Step 4: Declare HRA and different exemptions
Home Hire Allowance (HRA) could be claimed whether it is acquired as a separate element in wage slip. To say the HRA deduction, you have to submit your lease receipts to the payroll division of your organization. Even should you haven’t submitted the receipts to your employer, you may nonetheless declare it whereas submitting ITR.
Additionally, keep in mind to avail the exemptions like Go away journey allowance (LTA), customary deduction of ₹50,000 from wage and many others.
“For those who obtain a rental revenue from home property, a flat 30 per cent deduction is allowed from this rental revenue. In case of self-occupied property on a house mortgage, keep in mind to assert the house mortgage principal below 80C and curiosity deduction as much as ₹2 lakh allowed below home property revenue,” stated Gupta. You too can keep in mind to assert saving financial institution curiosity as much as ₹10,000 below Part 80TTA of the Revenue Tax Act.
Step 5: Compute your complete taxable revenue
As soon as deductions to be claimed are decided, the entire taxable revenue is to be computed.
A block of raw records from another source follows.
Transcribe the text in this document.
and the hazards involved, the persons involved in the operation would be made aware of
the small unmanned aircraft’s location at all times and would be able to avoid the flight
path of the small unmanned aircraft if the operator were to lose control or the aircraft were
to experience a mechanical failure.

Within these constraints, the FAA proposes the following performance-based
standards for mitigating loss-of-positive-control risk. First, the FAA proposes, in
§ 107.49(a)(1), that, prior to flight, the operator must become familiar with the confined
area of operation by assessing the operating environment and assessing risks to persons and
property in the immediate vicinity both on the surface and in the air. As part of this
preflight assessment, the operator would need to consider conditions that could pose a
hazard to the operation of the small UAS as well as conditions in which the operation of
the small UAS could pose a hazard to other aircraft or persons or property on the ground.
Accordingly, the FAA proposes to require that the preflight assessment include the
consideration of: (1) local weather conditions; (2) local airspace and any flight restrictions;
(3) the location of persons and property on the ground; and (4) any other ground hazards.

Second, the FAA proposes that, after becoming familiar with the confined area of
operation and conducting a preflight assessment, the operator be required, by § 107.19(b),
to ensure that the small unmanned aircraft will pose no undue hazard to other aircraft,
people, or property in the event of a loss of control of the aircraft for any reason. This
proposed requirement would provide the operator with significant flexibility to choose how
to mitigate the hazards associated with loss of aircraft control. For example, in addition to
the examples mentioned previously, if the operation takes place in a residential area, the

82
Complete taxable revenue could be computed by deducting the entire deductions to be claimed (as computed in Step 3,4) from the entire revenue earned within the monetary 12 months (as computed in Step 1)
Step 6: Compute your tax legal responsibility
You possibly can compute your tax legal responsibility by making use of the related tax slab charges as relevant to you.
Step 7: Decide tax payable
If the TDS deducted on revenue is lower than the tax legal responsibility as computed, the distinction quantity is the tax to be additional paid by the taxpayer earlier than submitting ITR. Nevertheless, if the TDS deducted is greater than the tax legal responsibility, extra tax paid could be claimed for a refund whereas submitting ITR.
Step 8: E-file your ITR
As soon as all of the steps above have been accomplished, the taxpayer can go forward and go to Incometaxindiaefiling.gov.in web site and file their ITR with out Type 16.
Step 9: E-verify your returns
As soon as the return is filed, keep in mind to e- confirm it. ITR filed with out e-verification is incomplete and won’t be thought of for processing by the revenue tax division. “You possibly can e- confirm your return by way of any mode obtainable on the ITR web site. For example, you may e- confirm your return by way of internet banking, financial institution ATM, demat account quantity, Aadhar OTP, or bodily e-verification by sending a signed copy to CPC, Bengaluru inside 120 days of e-filing and many others.,” stated Gupta.